# USOS PRINCIPALES DEL AGUA > Energía > Nuclear >  Las centrales nucleares han comunicado al CSN un total de 44 sucesos o reseñas en lo que va de 2011

## F. Lázaro

http://www.europapress.es/epsocial/n...705123517.html

Por número, encabeza la lista Garoña, aunque por nivel en la Escala Internacional de Sucesos Nucleares, destacan Ascó y Vandellós

   MADRID, 5 Jul. (EUROPA PRESS) -

   Las instalaciones nucleares españolas han comunicado al Consejo de Seguridad Nuclear (CSN) un total de 44 sucesos en el primer semestre de 2011, once más que los registrados en el mismo periodo de 2010 y 16 menos de los comunicados en 2009 al organismo regulador.

   Así, la central nuclear que ha comunicado más sucesos al CSN es la planta de Santa María de Garoña (Burgos), con un total de 8 sucesos notificados. A esta le siguen, con seis sucesos respectivamente Ascó I y Ascó II (Tarragona), a los que se suman otros tres sucesos o reseñas que afectaron a los dos reactores juntos, Ascó I y II.

   Con cinco sucesos notificados al organismo regulador en el primer semestre siguen la central atómica de Vandellós II (Tarragona) y Almaraz I (Badajoz) cada uno, a las que sigue, con tres sucesos notificados, Almaraz II (Badajoz). La que menos veces ha comunicado algún tipo de incidencia al CSN ha sido la central de Trillo (Guadalajara), con 2 sucesos notificados.

   En cuanto al nivel en la Escala Internacional de Sucesos Nucleares (INES), los reactores de Ascó y de Vandellós registraron sucesos de nivel 1 en dicha escala, mientras que el resto de los sucesos notificados por el resto de las centrales fueron clasificados de nivel cero, lo que significa que no han supuesto riesgo para los trabajadores, la población o el medio ambiente, al considerarse que no tiene significación para la seguridad.

   Concretamente, Ascó I y II comunicó el 21 de enero un suceso al CSN que fue clasificado por el organismo regulador de nivel I. Se trató de un incumplimiento de un requisito de vigilancia propio de las Especificaciones Técnicas de Funcionamiento. Concretamente, la instalación notificó que durante las maniobras de colocación de la compuerta de separación entre la piscina de combustible gastado y la  zona auxiliar de operaciones, se realizaron movimientos indebidos, en ambas unidades, al trasladar la compuerta por encima del combustible gastado. Se trata de una operación no permitida, por lo que el incidente se clasificó con nivel 1 en la Escala INES.

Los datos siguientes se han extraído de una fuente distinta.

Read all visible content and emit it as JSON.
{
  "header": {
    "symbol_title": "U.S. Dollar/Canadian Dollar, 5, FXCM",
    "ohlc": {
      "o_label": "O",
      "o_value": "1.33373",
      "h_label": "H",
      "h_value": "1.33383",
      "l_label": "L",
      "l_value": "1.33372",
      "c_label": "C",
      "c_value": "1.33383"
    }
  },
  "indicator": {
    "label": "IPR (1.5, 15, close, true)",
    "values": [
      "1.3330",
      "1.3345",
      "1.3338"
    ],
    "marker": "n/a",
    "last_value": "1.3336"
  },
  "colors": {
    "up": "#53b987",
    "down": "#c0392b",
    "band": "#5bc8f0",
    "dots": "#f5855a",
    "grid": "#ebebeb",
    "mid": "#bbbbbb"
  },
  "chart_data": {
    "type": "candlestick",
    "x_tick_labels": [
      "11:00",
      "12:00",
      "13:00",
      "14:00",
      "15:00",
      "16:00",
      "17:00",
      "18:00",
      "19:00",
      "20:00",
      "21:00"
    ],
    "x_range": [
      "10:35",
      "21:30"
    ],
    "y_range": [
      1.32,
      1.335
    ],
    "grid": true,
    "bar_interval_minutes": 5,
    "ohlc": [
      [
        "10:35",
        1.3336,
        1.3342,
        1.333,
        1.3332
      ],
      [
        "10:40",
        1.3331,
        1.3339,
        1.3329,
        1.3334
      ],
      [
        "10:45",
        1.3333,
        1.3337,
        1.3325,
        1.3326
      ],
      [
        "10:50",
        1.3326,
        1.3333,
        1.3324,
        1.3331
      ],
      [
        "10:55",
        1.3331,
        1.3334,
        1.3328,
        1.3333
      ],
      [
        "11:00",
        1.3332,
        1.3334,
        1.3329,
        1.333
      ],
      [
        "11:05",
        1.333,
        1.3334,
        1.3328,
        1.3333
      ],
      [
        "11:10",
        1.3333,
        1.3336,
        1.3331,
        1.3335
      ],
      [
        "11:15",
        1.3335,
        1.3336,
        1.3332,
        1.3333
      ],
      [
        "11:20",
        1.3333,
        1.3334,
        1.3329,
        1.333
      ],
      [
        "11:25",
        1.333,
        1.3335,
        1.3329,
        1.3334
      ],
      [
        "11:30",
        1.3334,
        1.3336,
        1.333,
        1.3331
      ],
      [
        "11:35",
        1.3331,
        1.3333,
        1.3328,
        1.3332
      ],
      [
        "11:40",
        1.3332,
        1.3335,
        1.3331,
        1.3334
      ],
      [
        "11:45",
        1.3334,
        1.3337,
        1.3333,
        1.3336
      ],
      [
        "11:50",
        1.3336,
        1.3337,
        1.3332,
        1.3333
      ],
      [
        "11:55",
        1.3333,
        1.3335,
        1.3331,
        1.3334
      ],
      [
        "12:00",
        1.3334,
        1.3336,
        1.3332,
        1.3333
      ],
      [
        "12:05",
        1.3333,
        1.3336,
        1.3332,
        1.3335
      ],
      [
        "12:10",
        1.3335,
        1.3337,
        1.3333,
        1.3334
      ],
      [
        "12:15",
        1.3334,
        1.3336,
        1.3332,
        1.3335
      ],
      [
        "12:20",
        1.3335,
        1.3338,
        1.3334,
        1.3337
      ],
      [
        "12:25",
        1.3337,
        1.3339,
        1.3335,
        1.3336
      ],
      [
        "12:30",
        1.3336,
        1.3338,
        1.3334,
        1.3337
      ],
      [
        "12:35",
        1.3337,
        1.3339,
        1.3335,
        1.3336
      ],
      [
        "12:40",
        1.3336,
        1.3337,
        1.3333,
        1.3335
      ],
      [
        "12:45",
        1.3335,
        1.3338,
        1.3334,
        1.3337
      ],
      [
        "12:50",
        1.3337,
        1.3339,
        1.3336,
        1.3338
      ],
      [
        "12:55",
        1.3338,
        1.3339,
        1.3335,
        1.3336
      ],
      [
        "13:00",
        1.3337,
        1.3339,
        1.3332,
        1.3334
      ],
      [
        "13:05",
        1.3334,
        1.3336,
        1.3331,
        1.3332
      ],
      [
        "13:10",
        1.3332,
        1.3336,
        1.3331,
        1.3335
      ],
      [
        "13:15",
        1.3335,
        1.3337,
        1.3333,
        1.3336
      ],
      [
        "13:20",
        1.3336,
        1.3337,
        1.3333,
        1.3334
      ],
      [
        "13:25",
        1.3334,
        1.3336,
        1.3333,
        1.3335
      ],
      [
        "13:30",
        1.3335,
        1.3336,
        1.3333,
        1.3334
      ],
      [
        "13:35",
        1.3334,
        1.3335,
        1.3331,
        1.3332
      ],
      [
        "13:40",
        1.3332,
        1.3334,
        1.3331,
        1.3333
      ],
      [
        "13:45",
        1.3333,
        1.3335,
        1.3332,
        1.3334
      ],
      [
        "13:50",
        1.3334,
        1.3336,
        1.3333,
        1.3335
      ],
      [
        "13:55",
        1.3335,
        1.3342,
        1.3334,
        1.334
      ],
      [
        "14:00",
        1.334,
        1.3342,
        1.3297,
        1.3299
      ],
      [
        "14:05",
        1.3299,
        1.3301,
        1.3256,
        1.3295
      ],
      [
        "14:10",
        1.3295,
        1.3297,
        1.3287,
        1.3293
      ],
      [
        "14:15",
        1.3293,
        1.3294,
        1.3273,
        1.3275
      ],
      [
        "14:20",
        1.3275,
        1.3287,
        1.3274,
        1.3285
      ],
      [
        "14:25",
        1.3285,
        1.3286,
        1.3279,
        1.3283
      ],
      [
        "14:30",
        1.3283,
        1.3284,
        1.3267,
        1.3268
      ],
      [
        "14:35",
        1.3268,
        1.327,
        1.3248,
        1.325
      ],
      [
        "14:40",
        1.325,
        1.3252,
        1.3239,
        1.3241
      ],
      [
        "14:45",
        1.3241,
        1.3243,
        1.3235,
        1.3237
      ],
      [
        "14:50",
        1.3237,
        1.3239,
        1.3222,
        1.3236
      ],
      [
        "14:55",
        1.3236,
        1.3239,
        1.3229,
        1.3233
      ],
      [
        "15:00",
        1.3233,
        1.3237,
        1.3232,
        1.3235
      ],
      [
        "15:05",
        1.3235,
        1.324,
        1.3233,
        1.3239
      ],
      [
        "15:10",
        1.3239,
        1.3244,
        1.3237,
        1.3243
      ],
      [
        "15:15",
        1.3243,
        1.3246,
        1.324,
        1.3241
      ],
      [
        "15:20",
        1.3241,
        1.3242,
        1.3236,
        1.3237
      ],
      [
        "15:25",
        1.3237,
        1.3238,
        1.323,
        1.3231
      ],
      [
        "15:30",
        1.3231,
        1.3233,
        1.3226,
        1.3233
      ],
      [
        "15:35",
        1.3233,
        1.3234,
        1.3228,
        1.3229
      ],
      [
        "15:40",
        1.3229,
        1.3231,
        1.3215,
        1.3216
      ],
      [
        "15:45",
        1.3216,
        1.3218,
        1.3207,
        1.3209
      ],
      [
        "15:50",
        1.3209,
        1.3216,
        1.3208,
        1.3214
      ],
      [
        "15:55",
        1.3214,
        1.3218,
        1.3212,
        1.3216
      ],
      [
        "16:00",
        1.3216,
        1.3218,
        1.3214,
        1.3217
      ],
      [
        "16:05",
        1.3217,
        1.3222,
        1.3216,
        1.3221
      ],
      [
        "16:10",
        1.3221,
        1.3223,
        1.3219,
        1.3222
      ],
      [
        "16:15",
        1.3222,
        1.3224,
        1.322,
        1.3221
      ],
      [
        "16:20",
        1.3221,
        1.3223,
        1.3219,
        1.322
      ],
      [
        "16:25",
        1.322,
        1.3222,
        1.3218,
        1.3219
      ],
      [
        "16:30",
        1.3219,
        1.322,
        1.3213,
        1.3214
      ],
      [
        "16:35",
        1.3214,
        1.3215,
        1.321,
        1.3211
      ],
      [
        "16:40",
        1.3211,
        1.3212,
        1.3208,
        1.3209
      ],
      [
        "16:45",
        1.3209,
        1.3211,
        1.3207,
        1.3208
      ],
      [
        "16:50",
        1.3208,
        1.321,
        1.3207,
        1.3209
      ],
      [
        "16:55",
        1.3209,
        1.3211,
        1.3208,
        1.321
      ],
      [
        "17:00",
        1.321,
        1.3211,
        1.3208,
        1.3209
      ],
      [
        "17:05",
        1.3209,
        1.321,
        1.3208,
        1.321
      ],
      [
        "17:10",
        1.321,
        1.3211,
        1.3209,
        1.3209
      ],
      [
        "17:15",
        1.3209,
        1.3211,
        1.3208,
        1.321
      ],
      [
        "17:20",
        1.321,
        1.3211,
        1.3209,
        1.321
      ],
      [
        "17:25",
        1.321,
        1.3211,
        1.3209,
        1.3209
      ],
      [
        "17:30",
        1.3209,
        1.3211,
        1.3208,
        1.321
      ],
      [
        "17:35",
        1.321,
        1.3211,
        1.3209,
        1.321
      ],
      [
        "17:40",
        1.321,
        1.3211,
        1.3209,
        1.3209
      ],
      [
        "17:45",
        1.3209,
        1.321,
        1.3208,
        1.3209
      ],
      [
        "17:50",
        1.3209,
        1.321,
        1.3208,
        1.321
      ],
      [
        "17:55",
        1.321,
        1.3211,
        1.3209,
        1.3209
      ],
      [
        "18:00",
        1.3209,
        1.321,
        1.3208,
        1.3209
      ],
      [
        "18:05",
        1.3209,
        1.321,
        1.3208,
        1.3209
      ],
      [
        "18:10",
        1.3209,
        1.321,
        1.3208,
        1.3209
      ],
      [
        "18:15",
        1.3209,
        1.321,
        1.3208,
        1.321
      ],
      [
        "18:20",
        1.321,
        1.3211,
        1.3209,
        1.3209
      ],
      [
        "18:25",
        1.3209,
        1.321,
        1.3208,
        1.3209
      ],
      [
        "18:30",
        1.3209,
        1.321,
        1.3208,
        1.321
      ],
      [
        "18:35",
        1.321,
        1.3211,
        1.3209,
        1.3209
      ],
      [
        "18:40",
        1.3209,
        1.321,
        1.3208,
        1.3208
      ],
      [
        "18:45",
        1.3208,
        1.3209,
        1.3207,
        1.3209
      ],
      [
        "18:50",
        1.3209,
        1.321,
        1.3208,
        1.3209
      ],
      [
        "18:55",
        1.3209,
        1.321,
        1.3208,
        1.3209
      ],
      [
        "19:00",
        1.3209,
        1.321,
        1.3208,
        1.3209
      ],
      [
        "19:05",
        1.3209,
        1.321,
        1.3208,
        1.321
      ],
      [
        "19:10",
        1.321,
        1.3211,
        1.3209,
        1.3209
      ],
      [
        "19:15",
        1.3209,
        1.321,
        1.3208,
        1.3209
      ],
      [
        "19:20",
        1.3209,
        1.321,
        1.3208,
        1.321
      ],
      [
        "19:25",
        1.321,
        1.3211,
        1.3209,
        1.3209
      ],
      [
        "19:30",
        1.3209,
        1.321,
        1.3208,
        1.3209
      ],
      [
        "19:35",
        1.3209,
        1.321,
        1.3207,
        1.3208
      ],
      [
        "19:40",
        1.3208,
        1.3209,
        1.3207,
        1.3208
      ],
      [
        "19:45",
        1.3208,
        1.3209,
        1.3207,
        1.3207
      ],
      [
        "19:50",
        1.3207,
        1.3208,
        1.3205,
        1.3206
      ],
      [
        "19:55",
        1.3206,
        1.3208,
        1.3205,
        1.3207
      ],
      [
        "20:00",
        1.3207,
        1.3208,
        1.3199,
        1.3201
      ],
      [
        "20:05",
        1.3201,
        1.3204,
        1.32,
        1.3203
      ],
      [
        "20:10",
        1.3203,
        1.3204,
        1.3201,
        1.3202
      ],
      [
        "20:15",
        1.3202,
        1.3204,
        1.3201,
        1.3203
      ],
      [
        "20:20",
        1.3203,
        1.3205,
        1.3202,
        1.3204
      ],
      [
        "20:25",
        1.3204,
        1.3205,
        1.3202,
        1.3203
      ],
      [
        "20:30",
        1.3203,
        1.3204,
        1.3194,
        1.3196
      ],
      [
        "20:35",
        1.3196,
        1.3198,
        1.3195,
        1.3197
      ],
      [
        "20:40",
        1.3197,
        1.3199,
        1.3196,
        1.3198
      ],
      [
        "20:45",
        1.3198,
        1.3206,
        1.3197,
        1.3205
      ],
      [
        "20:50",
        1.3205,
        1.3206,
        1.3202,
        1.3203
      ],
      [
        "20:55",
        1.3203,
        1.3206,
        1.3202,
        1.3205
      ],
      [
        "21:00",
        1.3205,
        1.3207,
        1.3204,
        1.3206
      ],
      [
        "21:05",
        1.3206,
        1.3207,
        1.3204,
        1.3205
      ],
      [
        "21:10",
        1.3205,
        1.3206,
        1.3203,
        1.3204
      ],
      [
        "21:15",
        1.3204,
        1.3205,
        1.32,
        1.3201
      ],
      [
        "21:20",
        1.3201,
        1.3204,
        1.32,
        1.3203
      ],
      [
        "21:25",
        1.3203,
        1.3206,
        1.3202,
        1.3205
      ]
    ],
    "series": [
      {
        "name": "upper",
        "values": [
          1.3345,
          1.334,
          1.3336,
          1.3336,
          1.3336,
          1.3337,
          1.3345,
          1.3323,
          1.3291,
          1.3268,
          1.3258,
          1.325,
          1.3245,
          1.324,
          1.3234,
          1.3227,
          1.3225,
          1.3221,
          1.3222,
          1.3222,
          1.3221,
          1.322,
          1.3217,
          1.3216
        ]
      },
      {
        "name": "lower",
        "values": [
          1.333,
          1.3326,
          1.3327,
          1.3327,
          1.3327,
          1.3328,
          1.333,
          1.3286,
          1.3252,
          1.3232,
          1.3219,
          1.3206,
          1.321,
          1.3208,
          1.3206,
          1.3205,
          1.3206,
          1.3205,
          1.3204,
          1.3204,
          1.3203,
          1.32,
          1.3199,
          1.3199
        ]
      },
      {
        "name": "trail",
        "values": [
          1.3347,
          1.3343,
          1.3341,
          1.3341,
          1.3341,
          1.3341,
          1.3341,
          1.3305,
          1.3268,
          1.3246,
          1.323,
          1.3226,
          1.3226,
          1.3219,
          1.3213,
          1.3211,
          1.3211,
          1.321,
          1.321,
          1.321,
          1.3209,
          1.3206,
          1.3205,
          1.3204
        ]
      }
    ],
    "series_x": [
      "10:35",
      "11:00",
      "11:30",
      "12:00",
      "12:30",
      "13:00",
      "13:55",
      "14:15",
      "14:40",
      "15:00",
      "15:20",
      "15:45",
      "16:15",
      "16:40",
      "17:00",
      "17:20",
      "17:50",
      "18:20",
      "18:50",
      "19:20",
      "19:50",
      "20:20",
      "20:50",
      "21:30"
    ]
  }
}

   Por su parte, la central de Ascó I comunicó el 28 de abril al CSN que estando la planta en parada por recarga, se vertieron unos 25 metros cúbicos de agua desde el sistema de refrigerante primario hacia el sumidero, dando como resultado que se mojase el calzado de 14 trabajadores que estaban en la zona. En primer lugar el suceso fue clasificado con nivel 0, sin embargo, tras la inspección reactiva, el CSN encontró que se produjeron varios errores de operación en la respuesta ante el suceso, que son considerados factores adicionales que justificaron elevar el nivel, por lo que definitivamente alcanzó el nivel 1 en la Escala INES.

   Respecto al INES 1 de Ascó II, el CSN determinó este nivel el 26 de enero, un día después de que el titular de la planta cuando notificase que había detectado deficiencias de funcionamiento que impedían la apertura completa de algunas de las válvulas motorizadas del sistema de agua de los servicios de salvaguardias tecnológicas, debido a las bajas temperaturas.

   Este hecho supuso un incumplimiento de las Especificaciones Técnicas de Funcionamiento (ETF) ya que este sistema de agua debe estar operable para hacer frente a posibles situaciones de emergencia. Este suceso motivó que el CSN enviase una inspección reactiva para analizar sobre el terreno el suceso y las medidas adoptadas por el titular de Ascó II.

   Por su parte, Vandellós II comunicó el 21 de febrero al CSN que las pruebas que se venían realizando para la verificación del punto de tarado de algunas válvulas de seguridad (presión a la que se produce su apertura) no satisfacen todos los requerimientos establecidos en el código ASME (American Society of Mechanical Engineers).

   Este hecho supuso un incumplimiento del requisito de vigilancia 4.0.5 de las Especificaciones Técnicas de Funcionamiento (ETF), por lo que el CSN lo clasificó como nivel 1 en dicha escala.

----------


## F. Lázaro

¡Olé! *Almaraz en Badajoz*  :Roll Eyes (Sarcastic): 




> http://www.europapress.es/epsocial/n...705123517.html
> 
> [...]
> 
>    Con cinco sucesos notificados al organismo regulador en el primer semestre siguen la central atómica de Vandellós II (Tarragona) y *Almaraz I (Badajoz)* cada uno, a las que sigue, con tres sucesos notificados, *Almaraz II (Badajoz)* [...]


Ains... esos suspensos en geografía  :Big Grin:  :Stick Out Tongue:

----------


## Luján

Y yo me pregunto....

¿La central de Cofrentes no ha dado ni un aviso? ¿Ni siquiera uno chiquitito de nivel 0?


No me lo trago ni con azúcar. De hecho recuerdo haber leído en prensa al menos dos avisos de nivel 0.

EDIT: No son dos, son cinco en el primer trimestre, lo que se deduce de este cuadro del propio CSN: http://www.csn.es/sisc/index_h.do

----------


## embalses al 100%

Jope, lo llevan todo a rajatabla... :EEK!:  :EEK!:  :EEK!: 
Estos crean un suceso hasta que por un trbajador fiche 5 minutos después de sus hora.

----------


## Luján

> Jope, lo llevan todo a rajatabla...
> Estos crean un suceso hasta que por un trbajador fiche 5 minutos después de sus hora.


Sí, y si alguien estornuda, ya ni te cuento.....


Así debería ser en muchos más sitios.

----------